AIA Central Pennsylvania – Honor Award for Design Excellence | Publication in Environments for Aging Design Showcase

Lancaster Chamber of Commerce & Industry

Lancaster, PA

Renovations to an unoccupied office building created a dynamic, multi-functional community hub. The building includes two levels of parking, a community business center on the main floor, and two upper levels of offices and shared spaces for the Chamber and several partner organizations.  The commission began with an office-wide design competition. About a dozen teams presented a variety of approaches to reinventing the 30,000 square foot office building as the first step in selecting a preliminary design concept that would be subsequently developed into the final solution.

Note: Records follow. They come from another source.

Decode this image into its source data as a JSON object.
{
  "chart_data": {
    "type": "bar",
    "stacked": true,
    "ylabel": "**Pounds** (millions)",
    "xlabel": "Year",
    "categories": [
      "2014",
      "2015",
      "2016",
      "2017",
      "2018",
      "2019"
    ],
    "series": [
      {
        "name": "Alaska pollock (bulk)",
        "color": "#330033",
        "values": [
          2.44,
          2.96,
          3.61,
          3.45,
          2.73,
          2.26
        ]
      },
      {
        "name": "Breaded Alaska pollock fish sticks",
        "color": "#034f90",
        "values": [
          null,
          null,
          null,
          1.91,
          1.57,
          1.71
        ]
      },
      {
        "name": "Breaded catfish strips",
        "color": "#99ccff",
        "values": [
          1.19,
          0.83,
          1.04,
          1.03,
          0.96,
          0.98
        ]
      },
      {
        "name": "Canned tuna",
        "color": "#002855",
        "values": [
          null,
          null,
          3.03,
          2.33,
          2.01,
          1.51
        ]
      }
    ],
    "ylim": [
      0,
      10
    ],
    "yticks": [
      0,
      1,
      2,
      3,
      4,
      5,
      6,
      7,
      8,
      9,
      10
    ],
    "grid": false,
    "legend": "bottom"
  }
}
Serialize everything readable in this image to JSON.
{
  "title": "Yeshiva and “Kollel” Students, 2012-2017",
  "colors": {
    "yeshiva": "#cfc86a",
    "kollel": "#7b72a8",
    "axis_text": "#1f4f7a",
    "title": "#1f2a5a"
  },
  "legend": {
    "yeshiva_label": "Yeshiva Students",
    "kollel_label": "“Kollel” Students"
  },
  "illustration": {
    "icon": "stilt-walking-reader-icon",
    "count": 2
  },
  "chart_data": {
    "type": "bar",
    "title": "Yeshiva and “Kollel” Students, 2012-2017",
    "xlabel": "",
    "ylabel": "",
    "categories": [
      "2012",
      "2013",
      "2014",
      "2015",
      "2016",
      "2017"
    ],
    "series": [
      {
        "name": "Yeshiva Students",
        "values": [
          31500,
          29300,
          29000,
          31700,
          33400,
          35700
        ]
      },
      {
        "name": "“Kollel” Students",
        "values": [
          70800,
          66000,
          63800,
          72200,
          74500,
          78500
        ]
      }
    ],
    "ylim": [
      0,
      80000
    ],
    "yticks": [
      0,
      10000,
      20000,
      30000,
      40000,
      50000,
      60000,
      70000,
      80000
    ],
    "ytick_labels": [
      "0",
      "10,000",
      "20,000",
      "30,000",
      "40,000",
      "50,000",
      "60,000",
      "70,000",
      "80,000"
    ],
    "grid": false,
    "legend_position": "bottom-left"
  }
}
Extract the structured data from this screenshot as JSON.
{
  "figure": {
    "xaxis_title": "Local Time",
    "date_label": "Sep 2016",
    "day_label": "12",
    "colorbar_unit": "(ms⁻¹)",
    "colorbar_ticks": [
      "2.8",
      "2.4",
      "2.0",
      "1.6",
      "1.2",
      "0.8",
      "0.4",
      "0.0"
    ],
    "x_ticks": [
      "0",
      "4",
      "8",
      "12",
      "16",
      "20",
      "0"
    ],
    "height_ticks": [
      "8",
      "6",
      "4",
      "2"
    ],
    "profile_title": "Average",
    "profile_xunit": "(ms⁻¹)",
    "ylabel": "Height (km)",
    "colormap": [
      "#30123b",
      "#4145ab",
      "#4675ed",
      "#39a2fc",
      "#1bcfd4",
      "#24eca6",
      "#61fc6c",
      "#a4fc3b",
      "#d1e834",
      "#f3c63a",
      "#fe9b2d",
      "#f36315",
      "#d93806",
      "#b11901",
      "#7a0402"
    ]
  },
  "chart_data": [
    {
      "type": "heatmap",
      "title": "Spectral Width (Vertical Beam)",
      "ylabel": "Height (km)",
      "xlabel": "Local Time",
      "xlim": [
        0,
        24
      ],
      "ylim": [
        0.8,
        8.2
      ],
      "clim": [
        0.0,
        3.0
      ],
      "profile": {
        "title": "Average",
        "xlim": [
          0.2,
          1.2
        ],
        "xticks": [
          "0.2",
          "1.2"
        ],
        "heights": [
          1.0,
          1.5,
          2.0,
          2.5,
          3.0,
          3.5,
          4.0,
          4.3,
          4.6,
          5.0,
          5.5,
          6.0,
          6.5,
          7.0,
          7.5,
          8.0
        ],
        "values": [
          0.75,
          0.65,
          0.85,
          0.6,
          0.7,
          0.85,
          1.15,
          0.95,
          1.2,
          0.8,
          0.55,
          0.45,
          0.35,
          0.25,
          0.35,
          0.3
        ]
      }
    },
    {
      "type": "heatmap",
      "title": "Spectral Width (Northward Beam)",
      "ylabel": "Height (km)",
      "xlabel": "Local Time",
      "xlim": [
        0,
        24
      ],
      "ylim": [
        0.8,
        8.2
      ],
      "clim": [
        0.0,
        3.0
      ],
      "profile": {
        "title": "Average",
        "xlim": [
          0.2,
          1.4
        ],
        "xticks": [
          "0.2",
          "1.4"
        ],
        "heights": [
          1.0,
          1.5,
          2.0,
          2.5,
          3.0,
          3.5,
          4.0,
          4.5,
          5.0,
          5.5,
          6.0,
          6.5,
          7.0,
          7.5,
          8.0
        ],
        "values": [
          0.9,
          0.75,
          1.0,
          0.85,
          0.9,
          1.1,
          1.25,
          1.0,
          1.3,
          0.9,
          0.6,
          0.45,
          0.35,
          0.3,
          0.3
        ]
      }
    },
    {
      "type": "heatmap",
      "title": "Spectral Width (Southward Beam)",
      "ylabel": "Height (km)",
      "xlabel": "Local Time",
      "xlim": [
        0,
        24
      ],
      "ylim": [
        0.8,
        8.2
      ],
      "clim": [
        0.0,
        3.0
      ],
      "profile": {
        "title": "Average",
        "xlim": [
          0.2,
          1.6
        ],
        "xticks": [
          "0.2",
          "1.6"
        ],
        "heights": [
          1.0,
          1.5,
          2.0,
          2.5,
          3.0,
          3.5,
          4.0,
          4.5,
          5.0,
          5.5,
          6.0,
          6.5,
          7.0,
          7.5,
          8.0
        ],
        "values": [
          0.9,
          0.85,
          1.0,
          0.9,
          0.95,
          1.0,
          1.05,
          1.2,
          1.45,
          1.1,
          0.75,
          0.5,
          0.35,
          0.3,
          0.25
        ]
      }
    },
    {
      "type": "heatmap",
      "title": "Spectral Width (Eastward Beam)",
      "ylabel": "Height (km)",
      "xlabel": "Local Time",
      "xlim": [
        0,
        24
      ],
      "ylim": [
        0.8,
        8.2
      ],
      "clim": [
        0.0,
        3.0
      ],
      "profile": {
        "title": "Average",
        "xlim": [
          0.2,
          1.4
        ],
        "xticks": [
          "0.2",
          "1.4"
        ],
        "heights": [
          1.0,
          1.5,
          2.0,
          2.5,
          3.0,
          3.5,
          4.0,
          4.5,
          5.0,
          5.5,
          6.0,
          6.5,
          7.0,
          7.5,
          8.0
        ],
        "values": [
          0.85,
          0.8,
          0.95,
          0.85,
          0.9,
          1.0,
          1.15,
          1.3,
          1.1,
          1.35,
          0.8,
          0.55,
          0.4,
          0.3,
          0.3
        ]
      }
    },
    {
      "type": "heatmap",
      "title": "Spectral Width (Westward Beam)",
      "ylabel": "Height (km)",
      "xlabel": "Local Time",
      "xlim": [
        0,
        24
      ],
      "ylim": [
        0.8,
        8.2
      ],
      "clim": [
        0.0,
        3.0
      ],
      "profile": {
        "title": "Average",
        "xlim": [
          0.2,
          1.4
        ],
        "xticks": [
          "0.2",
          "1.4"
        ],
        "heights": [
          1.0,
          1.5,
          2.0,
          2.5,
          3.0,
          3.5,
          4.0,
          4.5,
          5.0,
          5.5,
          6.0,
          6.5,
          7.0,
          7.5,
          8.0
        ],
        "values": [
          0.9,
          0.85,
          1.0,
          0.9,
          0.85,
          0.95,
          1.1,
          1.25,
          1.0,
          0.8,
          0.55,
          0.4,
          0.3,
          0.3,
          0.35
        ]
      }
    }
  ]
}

A New Face for the Chamber

The Chamber was committed to respecting the history of Lancaster while signaling an organizational commitment to looking forward. The updated building maintains a classical hierarchy, but is rendered in contemporary tones and textures. The former façade of 115 East King Street was designed at a time when modern lines and new architectural rhythms rejected the context and cadence of surrounding buildings in favor of new ideas. The new building face recaptures the rich architectural context of King Street by breaking down the former 60 foot façade to create a more graceful 45 foot wide main elevation stepping out toward the street.

Collaborative Work and Meeting Spaces

The building interior focuses on a range of multi-functional event and casual collaboration spaces. Varied furniture solutions include stand-up desks, “touchdown” work stations and comfortable seating with integrated charging stations, all supporting the needed flexibility. Bright pops of color and writable walls within meeting spaces and casual seating areas reinforce the energy and openness of the many spaces designed to foster idea sharing, community partnerships and business development.

Reinforcing Local Connections

Notable local material selections include slate and copper accent walls in meeting rooms, linear wood plank clouds painted in custom platinum and an open structural steel-frame stairway leading visitors to the community business center. Ceiling and lighting solutions throughout the building reflect a contemporary industrial aesthetic while maximizing natural light, integrating LED technology, and managing acoustical stability. A few details were incorporated during construction when unforeseen treasures were discovered during interior demolition. For example, an original beam from a Lancaster steel company was left exposed in the employee bistro.